Institute of Medical Psychology, Medical Faculty, Ludwig-Maximilians-University Munich, Munich, Germany.
Proteomics. 2025 May;25(9-10):e202400417. doi: 10.1002/pmic.202400417. Epub 2025 Apr 26.
The accurate construction of computational models in systems biology heavily relies on the availability of quantitative proteomics data, specifically, absolute protein abundances. However, the complex nature of proteomics data analysis necessitates specialised expertise, making the integration of this data into models challenging. Therefore, the development of software tools that ease the analysis of proteomics data and bridge between disciplines is crucial for advancing the field of systems biology. We developed an open access Python-based software tool available either as downloadable library or as web-based graphical user interface (GUI). The pipeline simplifies the extraction and calculation of protein abundances from unprocessed proteomics data, accommodating a range of experimental approaches based on label-free quantification. Our tool was conceived as a versatile and robust pipeline designed to ease and simplify data analysis, thereby improving reproducibility between researchers and institutions. Moreover, the robust modular structure of Alpaca allows its integration with other software tools.

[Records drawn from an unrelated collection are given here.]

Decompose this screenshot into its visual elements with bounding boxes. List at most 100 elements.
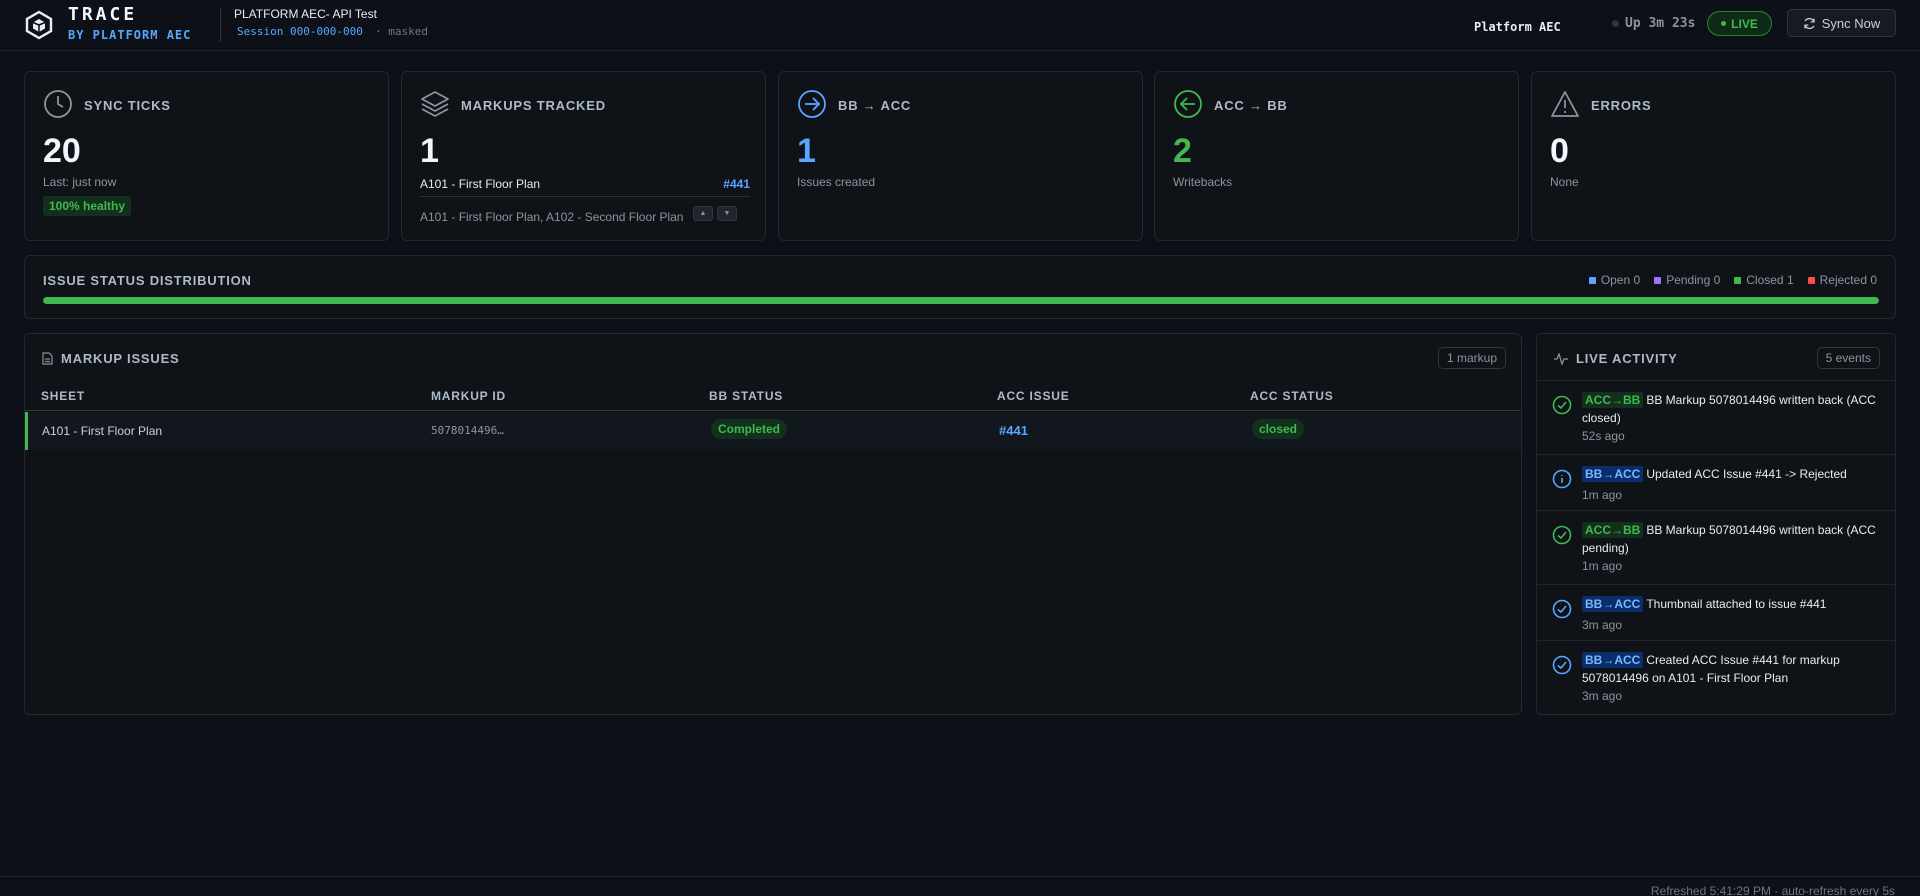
- acc-issue-link[interactable]: #441: [999, 423, 1028, 438]
- legend-open: Open 0: [1588, 273, 1640, 287]
- live-activity-title: LIVE ACTIVITY: [1576, 351, 1678, 366]
- markups-tracked-label: MARKUPS TRACKED: [461, 98, 606, 113]
- markup-issues-header: MARKUP ISSUES: [42, 351, 180, 366]
- markup-count-badge: 1 markup: [1437, 347, 1506, 369]
- markup-issues-title: MARKUP ISSUES: [61, 351, 180, 366]
- markup-item-sheet: A101 - First Floor Plan: [420, 177, 541, 191]
- event-time: 3m ago: [1582, 689, 1623, 703]
- column-acc-issue[interactable]: ACC ISSUE: [997, 389, 1070, 403]
- column-markup-id[interactable]: MARKUP ID: [431, 389, 506, 403]
- sync-ticks-label: SYNC TICKS: [84, 98, 171, 113]
- session-mask-label: · masked: [375, 25, 428, 38]
- header-divider: [220, 8, 221, 42]
- list-item[interactable]: ACC→BB BB Markup 5078014496 written back …: [1537, 380, 1895, 454]
- bb-to-acc-card: BB → ACC 1 Issues created: [778, 71, 1143, 241]
- refresh-icon: [1804, 17, 1815, 29]
- live-status-badge: LIVE: [1707, 11, 1772, 36]
- project-name: PLATFORM AEC- API Test: [234, 7, 377, 18]
- table-header: SHEET MARKUP ID BB STATUS ACC ISSUE ACC …: [25, 380, 1521, 411]
- uptime-text: Up 3m 23s: [1625, 16, 1696, 31]
- markup-issue-link[interactable]: #441: [723, 177, 750, 191]
- cell-bb-status: Completed: [711, 419, 788, 439]
- check-circle-icon: [1552, 395, 1572, 415]
- scroll-up-button[interactable]: ▲: [693, 206, 713, 221]
- event-text: ACC→BB BB Markup 5078014496 written back …: [1582, 391, 1882, 427]
- event-time: 1m ago: [1582, 488, 1623, 502]
- refreshed-status: Refreshed 5:41:29 PM · auto-refresh ever…: [1650, 884, 1895, 896]
- event-time: 1m ago: [1582, 559, 1623, 573]
- warning-icon: [1551, 91, 1579, 117]
- legend-closed: Closed 1: [1734, 273, 1794, 287]
- cell-acc-issue[interactable]: #441: [999, 423, 1028, 438]
- errors-label: ERRORS: [1591, 98, 1652, 113]
- list-item[interactable]: BB→ACC Updated ACC Issue #441 -> Rejected…: [1537, 454, 1895, 510]
- distribution-bar: [43, 297, 1879, 304]
- cell-sheet: A101 - First Floor Plan: [42, 424, 163, 438]
- document-icon: [42, 352, 53, 365]
- list-item[interactable]: BB→ACC Thumbnail attached to issue #441 3…: [1537, 584, 1895, 640]
- event-tag: ACC→BB: [1582, 392, 1644, 408]
- markup-item[interactable]: A101 - First Floor Plan #441: [420, 177, 750, 197]
- acc-to-bb-card: ACC → BB 2 Writebacks: [1154, 71, 1519, 241]
- errors-card: ERRORS 0 None: [1531, 71, 1896, 241]
- activity-pulse-icon: [1554, 352, 1568, 365]
- bb-status-badge: Completed: [711, 419, 788, 439]
- uptime-dot-icon: [1612, 20, 1619, 27]
- markup-sheet-list: A101 - First Floor Plan, A102 - Second F…: [420, 210, 684, 224]
- markup-issues-panel: MARKUP ISSUES 1 markup SHEET MARKUP ID B…: [24, 333, 1522, 715]
- uptime-indicator: Up 3m 23s: [1612, 16, 1695, 31]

系统生物学中计算模型的精确构建严重依赖于定量蛋白质组学数据的可用性,特别是绝对蛋白质丰度。然而,蛋白质组学数据分析的复杂性需要专门的专业知识,这使得将这些数据整合到模型中具有挑战性。因此,开发能够简化蛋白质组学数据分析并跨学科搭建桥梁的软件工具对于推动系统生物学领域的发展至关重要。我们开发了一个基于Python的开放获取软件工具,它既可以作为可下载的库,也可以作为基于网络的图形用户界面(GUI)。该流程简化了从未处理的蛋白质组学数据中提取和计算蛋白质丰度的过程,适用于一系列基于无标记定量的实验方法。我们的工具被设计为一个通用且强大的流程,旨在简化和简化数据分析,从而提高研究人员和机构之间的可重复性。此外,Alpaca强大的模块化结构使其能够与其他软件工具集成。